Let $X$ be a topological space, $(x_\alpha)$ a net in $X$ and $A \subseteq X$ an arbitrary subset.
The point $x \in X$ is
- a cluster point of $x_\alpha$ if for every neighborhood $U$ of $x$ the net $x_\alpha$ is frequently in $U$ or equivalently if $x_\alpha$ has a subnet that converges to $x$.
- an accumulation point of $A$ if every neighborhood $U$ of $x$ contains a point of $A$ distinct from $x$, i.e. $|U \cap A \setminus \{ x \}| \geq 1$
- an $\omega$-accumulation point of $A$ if every neighborhood $U$ of $x$ intersects $A$ in an infinite amount of points, i.e. $|U \cap A| \geq \aleph_0$
- a complete accumulation point of $A$ if for every neighborhood $U$ of $x$ it holds $|U \cap A| = |A|$, i.e. every neighborhood intersects $A$ in as many points as $A$ has (measured by cardinality).
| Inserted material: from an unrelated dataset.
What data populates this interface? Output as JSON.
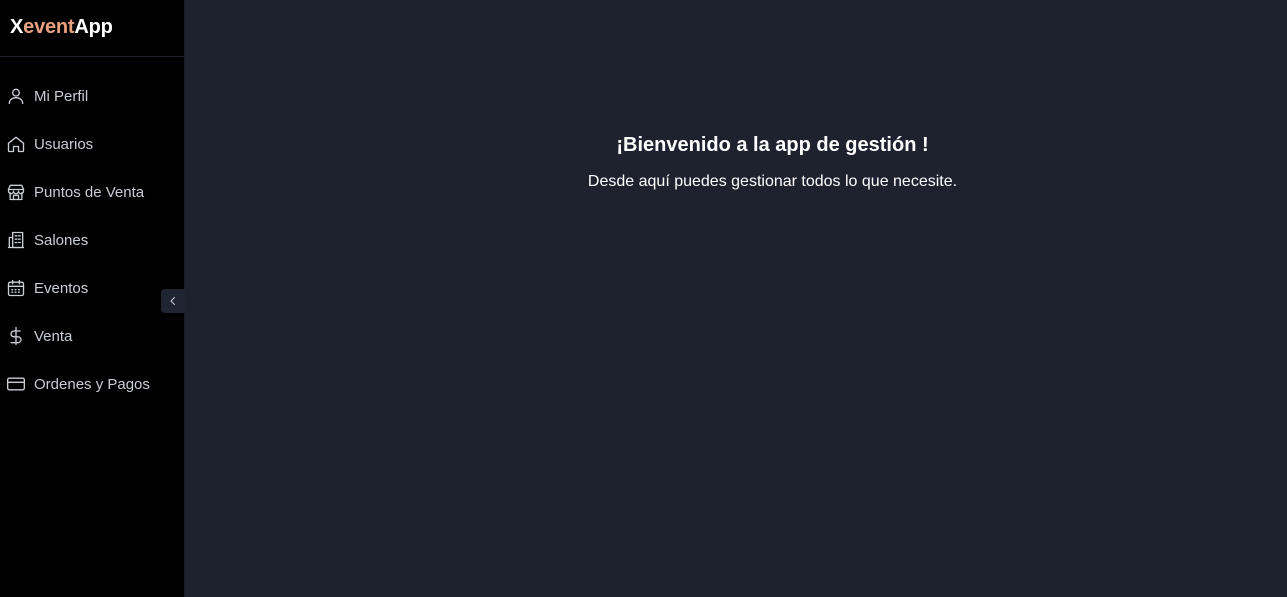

(Some incidental remark: if $X$ is $T_1$ then any accumulation point is an $\omega$-accumulation point.)
There are some relations between cluster points of sequences and $\omega$-accumulation points of the range of the sequence: Every $\omega$-accumulation point of $\{ x_n \}$ is a cluster point of $(x_n)$ and vice versa, if all the $x_n$ are eventually distinct then any cluster point of $(x_n)$ is an $\omega$-accumulation point of $\{ x_n \}$.
Also, if $A$ is countable then any bijection $x : \mathbb{N} \to A$ gives us a sequence $(x_n)$ with distinct points such that $A = \{ x_n \}$ and we can relate cluster points of $(x_n)$ with $\omega$-accumulation points of $A$.
Questions:
- Are there some relations between nets $(x_\alpha)$ and (complete) accumulation points (or other types of accumulation points) of the ranges $\{ x_\alpha \}$?
- If $A$ is an arbitrary (not necessarily countable) set, can we then write $A = \{ x_\alpha \}$ for some net in $A$ and relate cluster points of $x_\alpha$ with (complete) accumulation points of $A$?